La politique, ou l’art de vous empêcher de vous mêler de ce qui vous regarde

Which should I choose by Tori Cat(CC BY-NC-ND 2.0) — Tori Cat, CC-BY

C’est la condescendance d’une minorité politique qui affirme savoir, à l’encontre d’une majorité, le peuple, qui doit la croire sur parole.

Par Philippe Bilger.

Il y a eu la convention de la droite le 28 septembre. Avec une intervention d’Éric Zemmour qui a dénoncé « la guerre d’extermination de l’homme blanc hétérosexuel catholique ». Rien que cela !

Et, à rebours, un discours courageux et sans aucune complaisance, donc mal accueilli, de Raphaël Enthoven sur l’impossibilité théorique et pratique d’une union des droites.

Deux personnalités que tout oppose mais qui me permettent de confirmer la justesse de cette première pensée de Paul Valéry : il faut « se livrer tout entier à la discipline effrayante de l’esprit libre » (Service Littéraire). J’aime que tout soit dit magnifiquement de l’honneur et des affres de la liberté.

Mais Paul Valéry ne s’arrête pas là pour éclairer encore davantage notre climat intellectuel et démocratique d’aujourd’hui. Car il propose cette intuition fulgurante sur la politique qui est « l’art d’empêcher les gens de se mêler de ce qui les regarde ».

Une fois dépassé l’apparent paradoxe, la lucidité de ce constat pessimiste ne peut manquer de nous frapper par son actualité. Il vise le cœur de cette propension des politiques, de l’essence du politique – qu’il soit totalitaire ou affiché noblement républicain – à se méfier de ce qui pourtant est leur seule légitimité : le peuple, la communauté des citoyens.

On comprend bien comment les dictatures prétendent le servir en l’étouffant, en substituant par force, par contrainte, en spéculant sur la paresse et le confort d’une masse dirigée, caporalisée, privée de toute responsabilité et décision, leur verbe et leur vision aux siens.

Pour les démocraties, si la dépossession est plus subtile, elle est indéniable mais acceptée parce qu’on l’estime techniquement et politiquement nécessaire, inévitable. Et pourtant !

Faut-il évoquer la répugnance française à l’égard des référendums au point que nous soyons obligés en permanence de faire référence à de Gaulle qui y voyait le moyen irremplaçable de nouer un lien positif ou négatif avec les Français ?

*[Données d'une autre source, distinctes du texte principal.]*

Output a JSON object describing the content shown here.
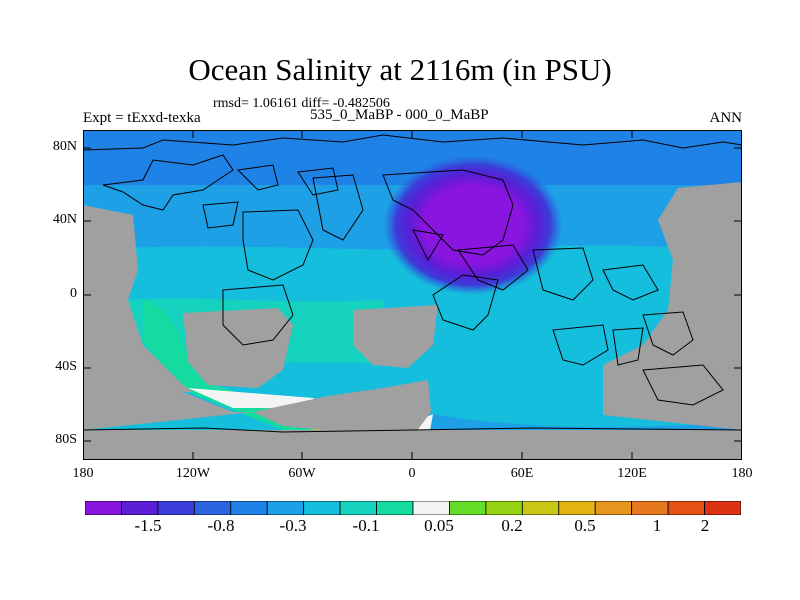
{
  "header": {
    "title": "Ocean Salinity at 2116m (in PSU)",
    "stats": "rmsd= 1.06161 diff= -0.482506",
    "experiment": "Expt = tExxd-texka",
    "comparison": "535_0_MaBP - 000_0_MaBP",
    "season": "ANN"
  },
  "axes": {
    "x_ticks": [
      "180",
      "120W",
      "60W",
      "0",
      "60E",
      "120E",
      "180"
    ],
    "y_ticks": [
      "80N",
      "40N",
      "0",
      "40S",
      "80S"
    ]
  },
  "colorbar": {
    "colors": [
      "#8a14e0",
      "#5a1ed6",
      "#3c3cd8",
      "#2a64e0",
      "#1e82e6",
      "#1ea0e6",
      "#14bedc",
      "#14d2be",
      "#14dca0",
      "#f4f4f4",
      "#64dc28",
      "#96d214",
      "#c8c814",
      "#e1b414",
      "#e6961e",
      "#e6781e",
      "#e65014",
      "#dc3214"
    ],
    "labels": [
      "-1.5",
      "-0.8",
      "-0.3",
      "-0.1",
      "0.05",
      "0.2",
      "0.5",
      "1",
      "2"
    ]
  },
  "map": {
    "land_color": "#a0a0a0",
    "anomaly_center": "40E, 35N"
  }
}
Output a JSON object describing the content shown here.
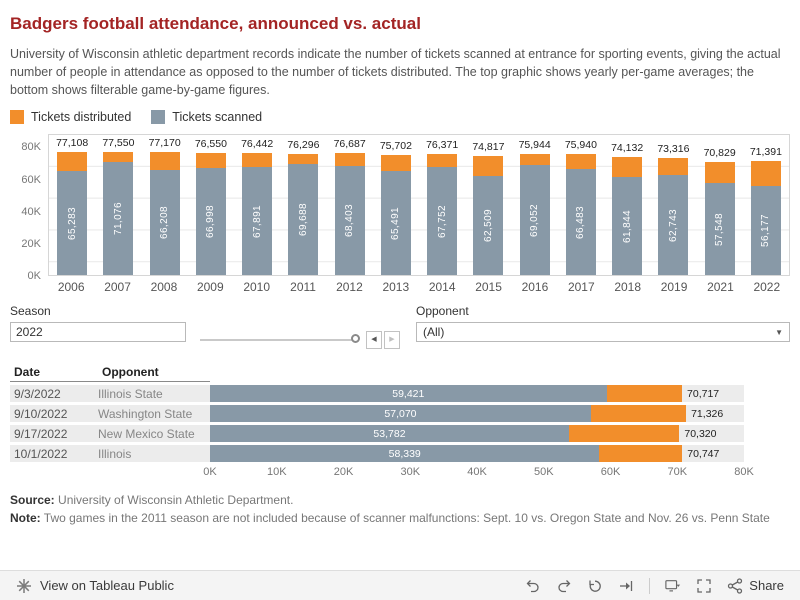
{
  "title": "Badgers football attendance, announced vs. actual",
  "description": "University of Wisconsin athletic department records indicate the number of tickets scanned at entrance for sporting events, giving the actual number of people in attendance as opposed to the number of tickets distributed. The top graphic shows yearly per-game averages; the bottom shows filterable game-by-game figures.",
  "colors": {
    "distributed": "#f28e2b",
    "scanned": "#8899a7",
    "title_accent": "#a32424"
  },
  "legend": [
    {
      "label": "Tickets distributed"
    },
    {
      "label": "Tickets scanned"
    }
  ],
  "filters": {
    "season": {
      "label": "Season",
      "value": "2022"
    },
    "opponent": {
      "label": "Opponent",
      "value": "(All)"
    }
  },
  "table": {
    "columns": [
      "Date",
      "Opponent"
    ]
  },
  "chart_data": [
    {
      "type": "bar",
      "title": "",
      "categories": [
        "2006",
        "2007",
        "2008",
        "2009",
        "2010",
        "2011",
        "2012",
        "2013",
        "2014",
        "2015",
        "2016",
        "2017",
        "2018",
        "2019",
        "2021",
        "2022"
      ],
      "series": [
        {
          "name": "Tickets distributed",
          "values": [
            77108,
            77550,
            77170,
            76550,
            76442,
            76296,
            76687,
            75702,
            76371,
            74817,
            75944,
            75940,
            74132,
            73316,
            70829,
            71391
          ]
        },
        {
          "name": "Tickets scanned",
          "values": [
            65283,
            71076,
            66208,
            66998,
            67891,
            69688,
            68403,
            65491,
            67752,
            62509,
            69052,
            66483,
            61844,
            62743,
            57548,
            56177
          ]
        }
      ],
      "ylim": [
        0,
        88000
      ],
      "ytick_values": [
        0,
        20000,
        40000,
        60000,
        80000
      ],
      "yticks": [
        "0K",
        "20K",
        "40K",
        "60K",
        "80K"
      ],
      "grid": true,
      "legend_position": "top"
    },
    {
      "type": "bar",
      "orientation": "horizontal",
      "title": "",
      "rows": [
        {
          "date": "9/3/2022",
          "opponent": "Illinois State",
          "scanned": 59421,
          "distributed": 70717
        },
        {
          "date": "9/10/2022",
          "opponent": "Washington State",
          "scanned": 57070,
          "distributed": 71326
        },
        {
          "date": "9/17/2022",
          "opponent": "New Mexico State",
          "scanned": 53782,
          "distributed": 70320
        },
        {
          "date": "10/1/2022",
          "opponent": "Illinois",
          "scanned": 58339,
          "distributed": 70747
        }
      ],
      "xlim": [
        0,
        80000
      ],
      "xtick_values": [
        0,
        10000,
        20000,
        30000,
        40000,
        50000,
        60000,
        70000,
        80000
      ],
      "xticks": [
        "0K",
        "10K",
        "20K",
        "30K",
        "40K",
        "50K",
        "60K",
        "70K",
        "80K"
      ]
    }
  ],
  "footer": {
    "source_label": "Source:",
    "source_text": " University of Wisconsin Athletic Department.",
    "note_label": "Note:",
    "note_text": " Two games in the 2011 season are not included because of scanner malfunctions: Sept. 10 vs. Oregon State and Nov. 26 vs. Penn State"
  },
  "toolbar": {
    "view_label": "View on Tableau Public",
    "share_label": "Share"
  }
}
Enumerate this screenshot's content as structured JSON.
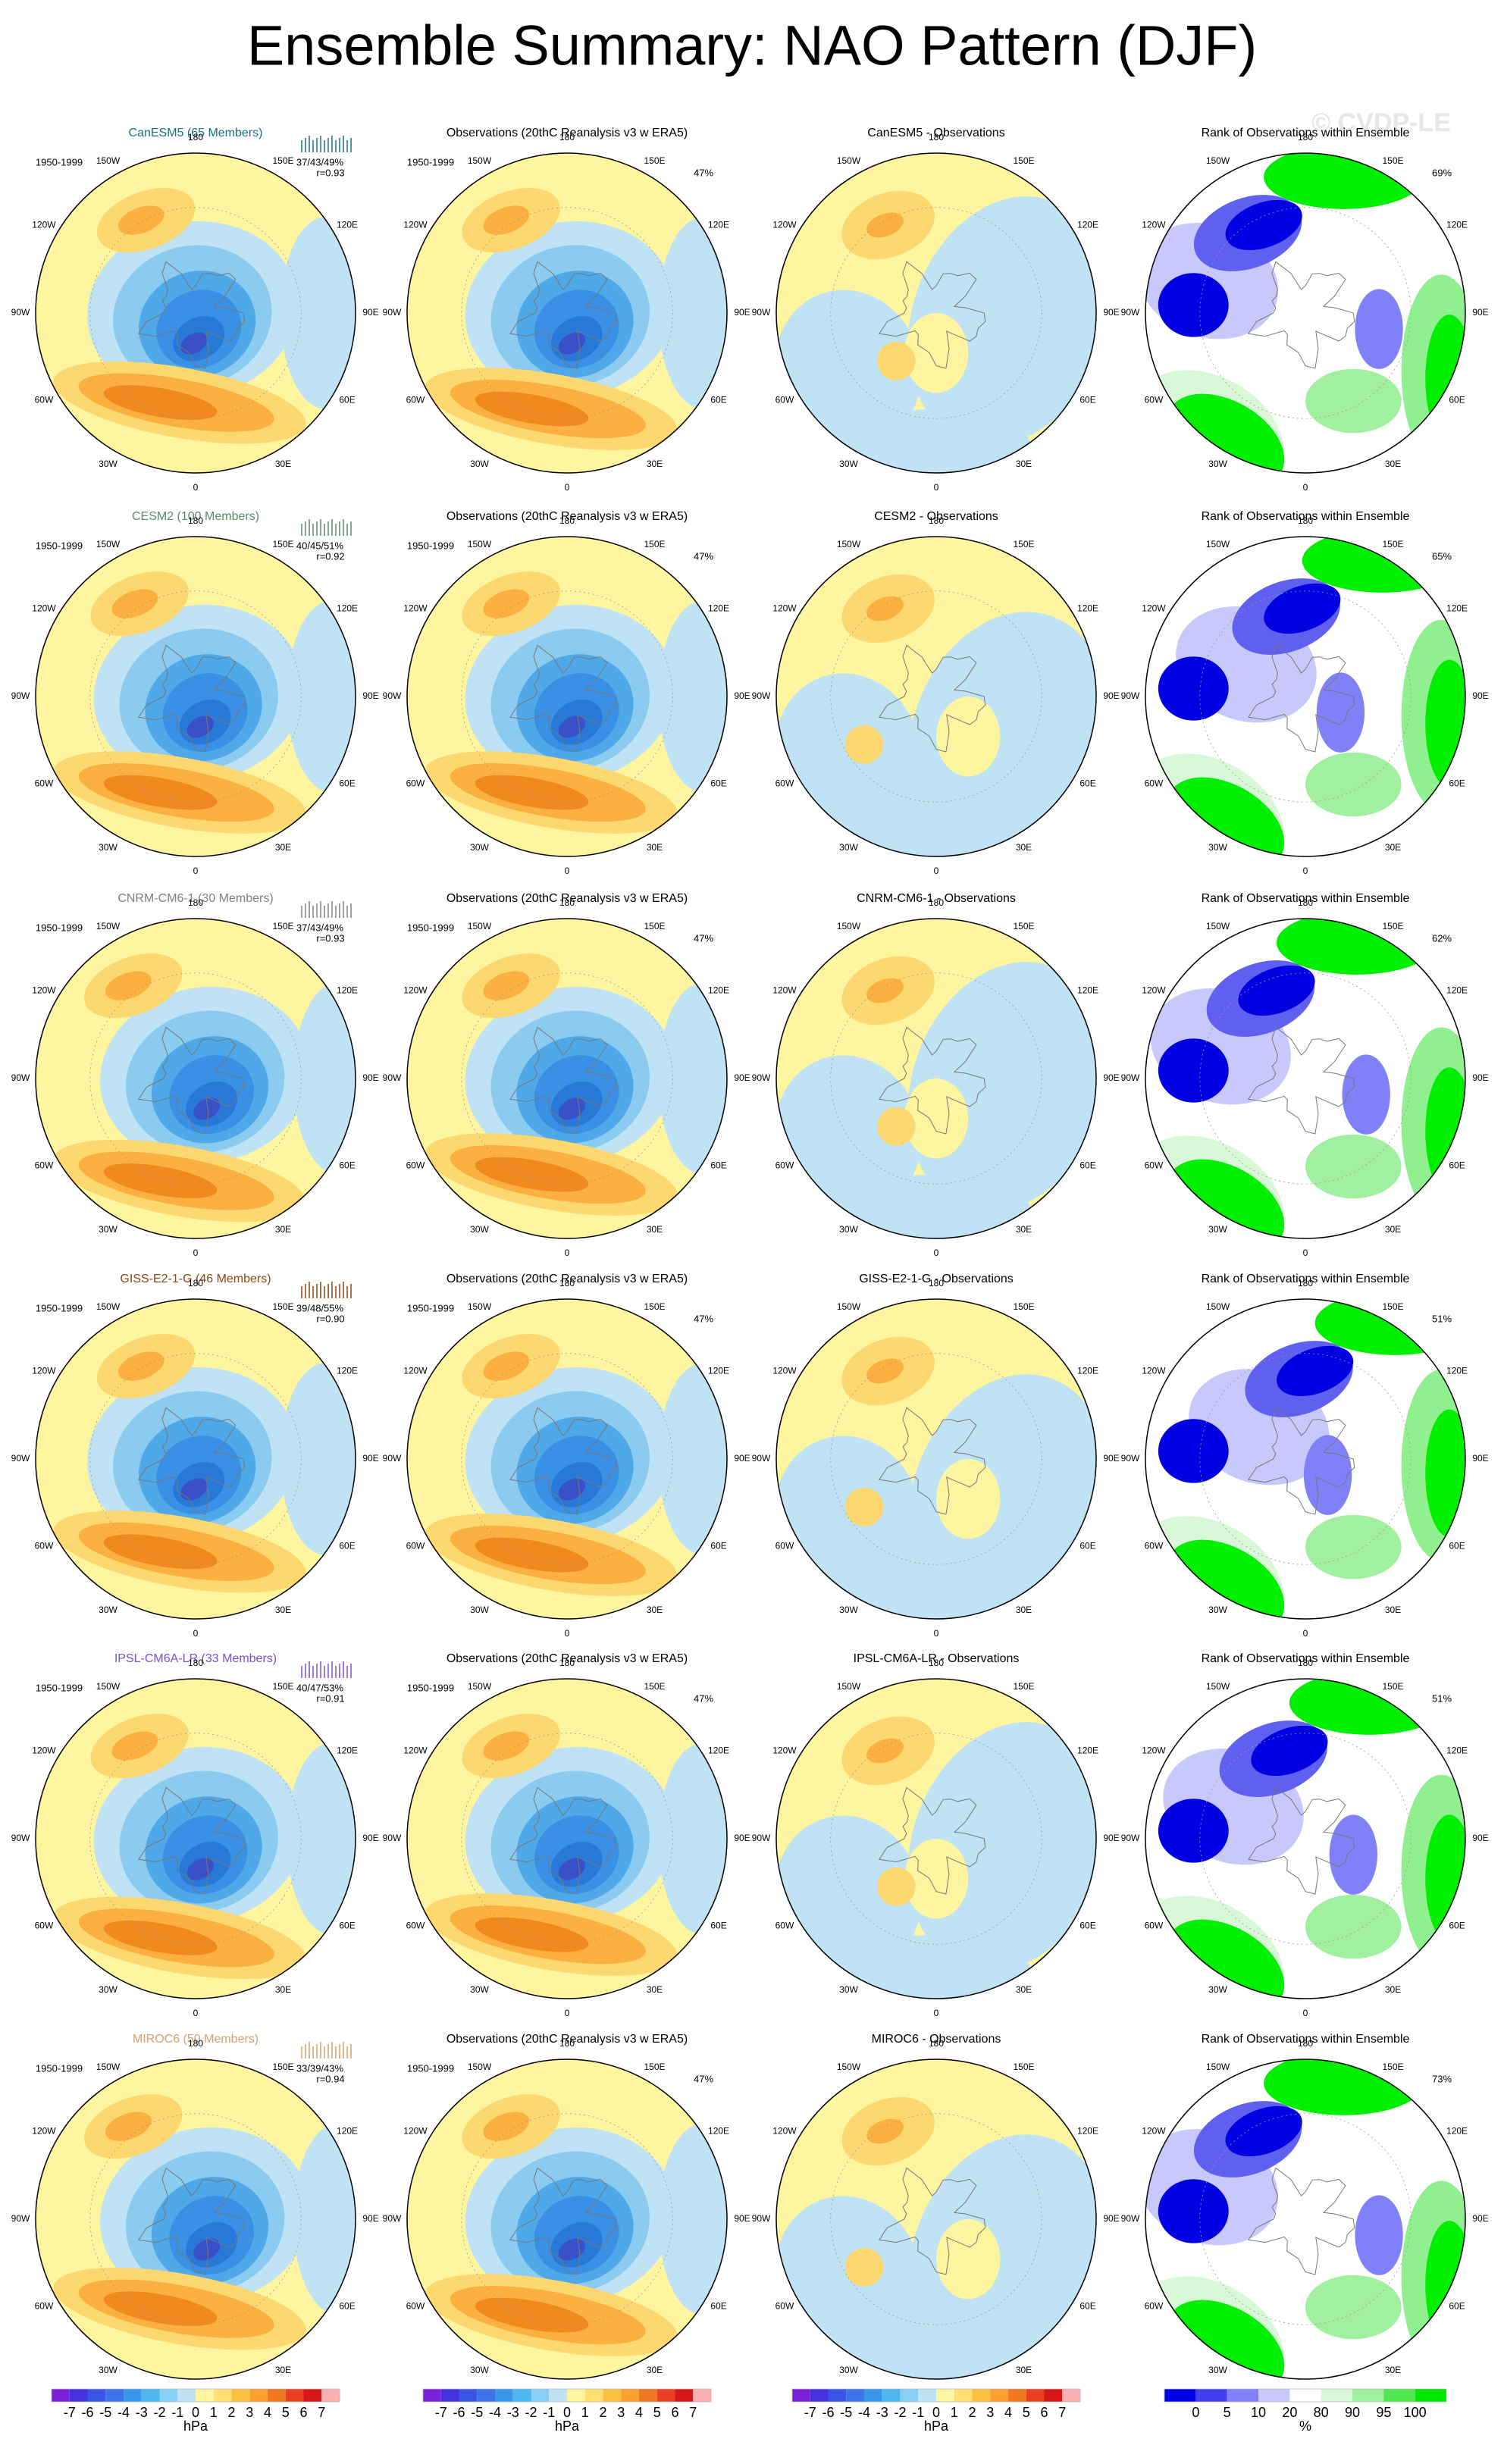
{
  "header": {
    "title": "Ensemble Summary: NAO Pattern (DJF)",
    "watermark": "© CVDP-LE"
  },
  "rows": [
    {
      "model_title": "CanESM5 (65 Members)",
      "period": "1950-1999",
      "stats": "37/43/49%",
      "r": "r=0.93",
      "obs_title": "Observations (20thC Reanalysis v3 w ERA5)",
      "obs_period": "1950-1999",
      "obs_pct": "47%",
      "diff_title": "CanESM5 - Observations",
      "rank_title": "Rank of Observations within Ensemble",
      "rank_pct": "69%"
    },
    {
      "model_title": "CESM2 (100 Members)",
      "period": "1950-1999",
      "stats": "40/45/51%",
      "r": "r=0.92",
      "obs_title": "Observations (20thC Reanalysis v3 w ERA5)",
      "obs_period": "1950-1999",
      "obs_pct": "47%",
      "diff_title": "CESM2 - Observations",
      "rank_title": "Rank of Observations within Ensemble",
      "rank_pct": "65%"
    },
    {
      "model_title": "CNRM-CM6-1 (30 Members)",
      "period": "1950-1999",
      "stats": "37/43/49%",
      "r": "r=0.93",
      "obs_title": "Observations (20thC Reanalysis v3 w ERA5)",
      "obs_period": "1950-1999",
      "obs_pct": "47%",
      "diff_title": "CNRM-CM6-1 - Observations",
      "rank_title": "Rank of Observations within Ensemble",
      "rank_pct": "62%"
    },
    {
      "model_title": "GISS-E2-1-G (46 Members)",
      "period": "1950-1999",
      "stats": "39/48/55%",
      "r": "r=0.90",
      "obs_title": "Observations (20thC Reanalysis v3 w ERA5)",
      "obs_period": "1950-1999",
      "obs_pct": "47%",
      "diff_title": "GISS-E2-1-G - Observations",
      "rank_title": "Rank of Observations within Ensemble",
      "rank_pct": "51%"
    },
    {
      "model_title": "IPSL-CM6A-LR (33 Members)",
      "period": "1950-1999",
      "stats": "40/47/53%",
      "r": "r=0.91",
      "obs_title": "Observations (20thC Reanalysis v3 w ERA5)",
      "obs_period": "1950-1999",
      "obs_pct": "47%",
      "diff_title": "IPSL-CM6A-LR - Observations",
      "rank_title": "Rank of Observations within Ensemble",
      "rank_pct": "51%"
    },
    {
      "model_title": "MIROC6 (50 Members)",
      "period": "1950-1999",
      "stats": "33/39/43%",
      "r": "r=0.94",
      "obs_title": "Observations (20thC Reanalysis v3 w ERA5)",
      "obs_period": "1950-1999",
      "obs_pct": "47%",
      "diff_title": "MIROC6 - Observations",
      "rank_title": "Rank of Observations within Ensemble",
      "rank_pct": "73%"
    }
  ],
  "map_labels": [
    "180",
    "150E",
    "120E",
    "90E",
    "60E",
    "30E",
    "0",
    "30W",
    "60W",
    "90W",
    "120W",
    "150W"
  ],
  "colorbars": [
    {
      "ticks": [
        "-7",
        "-6",
        "-5",
        "-4",
        "-3",
        "-2",
        "-1",
        "0",
        "1",
        "2",
        "3",
        "4",
        "5",
        "6",
        "7"
      ],
      "unit": "hPa"
    },
    {
      "ticks": [
        "-7",
        "-6",
        "-5",
        "-4",
        "-3",
        "-2",
        "-1",
        "0",
        "1",
        "2",
        "3",
        "4",
        "5",
        "6",
        "7"
      ],
      "unit": "hPa"
    },
    {
      "ticks": [
        "-7",
        "-6",
        "-5",
        "-4",
        "-3",
        "-2",
        "-1",
        "0",
        "1",
        "2",
        "3",
        "4",
        "5",
        "6",
        "7"
      ],
      "unit": "hPa"
    },
    {
      "ticks": [
        "0",
        "5",
        "10",
        "20",
        "80",
        "90",
        "95",
        "100"
      ],
      "unit": "%"
    }
  ]
}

Qu’on songe à ces référendums négligés quand la majorité d’une France avait mal pensé et voté, à ces référendums constitutionnellement prévus mais jamais mis en œuvre, à ces référendums dont le processus a été voulu tellement impraticable et bureaucratique que le pouvoir demeurera tranquillement à l’abri de leur possible funeste décret, qu’on songe à ce référendum qui l’a pris par surprise sur ADP (Aéroports de Paris) et dont il s’efforce de limiter astucieusement le nombre de signataires !

C’est la condescendance d’une minorité qui affirme savoir à l’encontre d’une majorité qui doit la croire sur parole sauf durant les élections où le peuple réel n’est pas représenté équitablement sur le plan parlementaire.

Qu’on retienne d’ailleurs, à ce sujet, la seule véritable bonne idée républicaine des Gilets jaunes, ce RIC qui aurait mérité, même aménagé, d’être traité avec moins de désinvolture. On trouve toujours des expédients en France pour empêcher le peuple de se mêler de ce qui le regarde.

Cette obsession préventive ne concerne pas que la politique. Combien d’institutions et d’instances, judiciaires, culturelles ou autres, n’ont pour ambition que de ne jamais faire entrer les citoyens par la porte ou, quand ils sont présents, d’en limiter le nombre et de faire sortir les autres par la fenêtre, par exemple comme pour la cour d’assises !

Qu’on ne m’oppose pas les grands débats, les messes médiatiques qui constitueraient des moments privilégiés pour l’expression de notre pays ! Ce n’est pas la même chose de décider de donner au peuple la parole ou de la lui laisser prendre naturellement, spontanément.

Paul Valéry a vu si juste comme s’il était encore présent parmi nous et avait senti les tristes faiblesses et vraies dérives de notre modernité.